Another recent example was COSATU's response to the mass firing of 3000 miners employed at Canadian-owned mining company, Placer Dome. COSATU-affiliated National Union of Mineworkers made loud noises about the immorality of capitalism and the greed of the bosses. Soon after, the NUM struck a deal with the company to re-employ 200 workers (with a promise of a few hundred more to be rehired over the next year or so) who will have to work continuous or full calendar shifts.

Incredibly, this was hailed as a victory for the working class. NUM general secretary Gwede Mantashe was quoted as saying that "we need to work together to be successful" and that "this agreement demonstrates what can be achieved when a company and a union engage one another in a robust, open and constructive manner (that) holds promise of expanding job opportunities".

Rhetorical demands

COSATU's current nationwide mass action campaign against job losses reveals the serious weaknesses inherent in the strategy of the COSATU leadership.

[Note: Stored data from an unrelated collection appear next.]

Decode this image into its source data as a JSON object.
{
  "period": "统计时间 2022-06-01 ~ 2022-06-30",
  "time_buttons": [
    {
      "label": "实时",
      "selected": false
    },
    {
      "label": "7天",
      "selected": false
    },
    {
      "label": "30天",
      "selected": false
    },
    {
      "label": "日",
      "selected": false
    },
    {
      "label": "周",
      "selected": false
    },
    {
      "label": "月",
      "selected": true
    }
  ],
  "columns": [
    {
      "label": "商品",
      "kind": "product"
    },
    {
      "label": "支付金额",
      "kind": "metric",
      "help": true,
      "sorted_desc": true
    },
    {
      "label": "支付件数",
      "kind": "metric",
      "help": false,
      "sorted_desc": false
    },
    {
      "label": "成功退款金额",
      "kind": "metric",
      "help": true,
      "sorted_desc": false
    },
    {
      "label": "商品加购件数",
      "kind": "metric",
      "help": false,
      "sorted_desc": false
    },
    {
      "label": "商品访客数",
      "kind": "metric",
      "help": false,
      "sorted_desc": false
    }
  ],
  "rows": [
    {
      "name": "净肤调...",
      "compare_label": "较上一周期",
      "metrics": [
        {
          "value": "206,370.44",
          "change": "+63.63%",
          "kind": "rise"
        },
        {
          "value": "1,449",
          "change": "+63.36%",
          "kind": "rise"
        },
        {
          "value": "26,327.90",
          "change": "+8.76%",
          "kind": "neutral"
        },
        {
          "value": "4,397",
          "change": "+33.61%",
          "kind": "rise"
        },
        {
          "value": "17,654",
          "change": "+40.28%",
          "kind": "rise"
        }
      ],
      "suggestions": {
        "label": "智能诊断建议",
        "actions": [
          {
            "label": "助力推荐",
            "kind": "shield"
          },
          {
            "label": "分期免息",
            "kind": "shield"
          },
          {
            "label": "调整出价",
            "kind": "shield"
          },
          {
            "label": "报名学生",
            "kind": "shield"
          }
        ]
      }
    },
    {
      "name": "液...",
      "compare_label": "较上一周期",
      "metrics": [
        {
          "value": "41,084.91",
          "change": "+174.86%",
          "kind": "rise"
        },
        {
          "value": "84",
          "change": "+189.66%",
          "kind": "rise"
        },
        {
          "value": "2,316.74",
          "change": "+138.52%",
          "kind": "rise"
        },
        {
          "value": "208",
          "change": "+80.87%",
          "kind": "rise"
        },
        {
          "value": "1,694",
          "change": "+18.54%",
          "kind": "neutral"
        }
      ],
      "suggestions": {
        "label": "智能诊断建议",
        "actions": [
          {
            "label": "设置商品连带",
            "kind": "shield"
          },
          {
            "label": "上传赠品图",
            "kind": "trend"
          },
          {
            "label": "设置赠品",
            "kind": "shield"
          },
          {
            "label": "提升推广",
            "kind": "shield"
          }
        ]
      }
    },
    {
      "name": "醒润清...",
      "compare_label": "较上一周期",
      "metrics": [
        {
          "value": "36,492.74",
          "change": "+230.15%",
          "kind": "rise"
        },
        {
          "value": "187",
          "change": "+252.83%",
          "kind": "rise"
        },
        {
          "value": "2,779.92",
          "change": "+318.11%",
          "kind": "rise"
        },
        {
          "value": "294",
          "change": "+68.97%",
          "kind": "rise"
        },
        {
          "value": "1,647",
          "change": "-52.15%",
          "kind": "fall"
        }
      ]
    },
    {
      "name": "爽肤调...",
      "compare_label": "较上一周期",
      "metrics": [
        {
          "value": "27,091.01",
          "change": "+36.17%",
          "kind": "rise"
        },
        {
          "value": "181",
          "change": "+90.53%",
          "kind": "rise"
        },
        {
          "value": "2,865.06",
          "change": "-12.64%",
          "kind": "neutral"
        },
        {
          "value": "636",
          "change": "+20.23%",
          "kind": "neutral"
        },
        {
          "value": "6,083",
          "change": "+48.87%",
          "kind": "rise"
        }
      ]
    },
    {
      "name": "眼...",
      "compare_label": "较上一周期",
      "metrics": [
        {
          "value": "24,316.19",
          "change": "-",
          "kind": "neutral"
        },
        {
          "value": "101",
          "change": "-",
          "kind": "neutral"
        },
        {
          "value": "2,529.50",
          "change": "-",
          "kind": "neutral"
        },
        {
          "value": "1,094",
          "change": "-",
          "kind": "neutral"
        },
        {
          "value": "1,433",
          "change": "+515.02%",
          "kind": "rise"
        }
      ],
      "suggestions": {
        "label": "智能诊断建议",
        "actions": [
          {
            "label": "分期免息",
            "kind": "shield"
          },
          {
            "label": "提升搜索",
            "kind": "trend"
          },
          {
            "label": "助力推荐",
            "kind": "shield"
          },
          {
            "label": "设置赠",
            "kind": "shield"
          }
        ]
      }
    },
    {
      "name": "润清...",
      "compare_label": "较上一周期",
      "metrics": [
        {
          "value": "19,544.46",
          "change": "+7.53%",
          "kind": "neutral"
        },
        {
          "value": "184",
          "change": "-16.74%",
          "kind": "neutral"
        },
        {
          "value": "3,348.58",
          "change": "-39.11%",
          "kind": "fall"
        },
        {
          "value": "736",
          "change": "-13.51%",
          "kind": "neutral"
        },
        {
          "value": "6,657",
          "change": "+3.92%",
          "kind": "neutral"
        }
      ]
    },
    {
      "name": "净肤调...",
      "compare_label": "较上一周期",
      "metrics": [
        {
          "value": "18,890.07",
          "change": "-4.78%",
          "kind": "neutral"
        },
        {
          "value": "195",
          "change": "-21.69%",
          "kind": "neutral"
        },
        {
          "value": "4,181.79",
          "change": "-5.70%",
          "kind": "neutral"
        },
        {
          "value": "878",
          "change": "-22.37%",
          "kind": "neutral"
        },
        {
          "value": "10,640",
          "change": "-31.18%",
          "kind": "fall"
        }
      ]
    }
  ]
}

A series of marches and one-day work stoppages — culminating in a national stoppage on May 10 (see article on page 10) — have been aimed at cajoling the capitalists and the ANC government into a change of heart but have done little to fundamentally contest the macro-economic framework underlying the attack on jobs.

COSATU general secretary Zwelinzima Vavi has said, "COSATU demands that business create quality jobs and brings an end to casualisation and outsourcing". Vavi has "urged" the government to honour its commitments in the National Framework Agreement (an agreement that requires negotiations before state assets are "restructured", i.e., readied for privatisation).

The COSATU leadership has been quoted as saying that "unless government and business meet our demands, we will go ahead with the national strike [on May 10]". And yet, there is little indication that rank-and-file workers (or the leadership for that matter) have a clear understanding of the practical means required to achieve COSATU's rhetorical "demands", or of what the COSATU leadership intends to do beyond organising a managed show of workers' power on the streets that can be easily ridden out by the state and capital.

Unless COSATU is willing to lead its members in a politically informed class battle to change fundamental policies and restore its organisational accountability (by ending its subservience to the ANC leadership), its "demands" will remain pleas with no force.

In South Africa, just as in the rest of the capitalist world, the reality of the content (if not the form) of class oppression and ownership has not changed in a substantive way. The underlying political and economic assumptions and the strategy and tactics chosen by the COSATU leadership are a great deal more "unrealistic" than alternative socialist strategies and tactics grounded in an overt political trade unionism, linked to the realities and necessities of the working class struggle.

While aspects of the "objective conditions" under which the South African workers' movement now finds itself have changed, the fundamental political and economic challenges have not. As long as private ownership of the means of production (capitalism) creates the necessity for workers' collective organisation (i.e., to end the exploitative relationship between wage labour and capital), so too will it be necessary for the working class to struggle to take economic and political power. Some of us still call it socialism.

BY DALE T. McKINLEY

[Dale McKinley is chairperson of the South African Communist Party's Johannesburg Central branch. This article reflects his personal opinion.]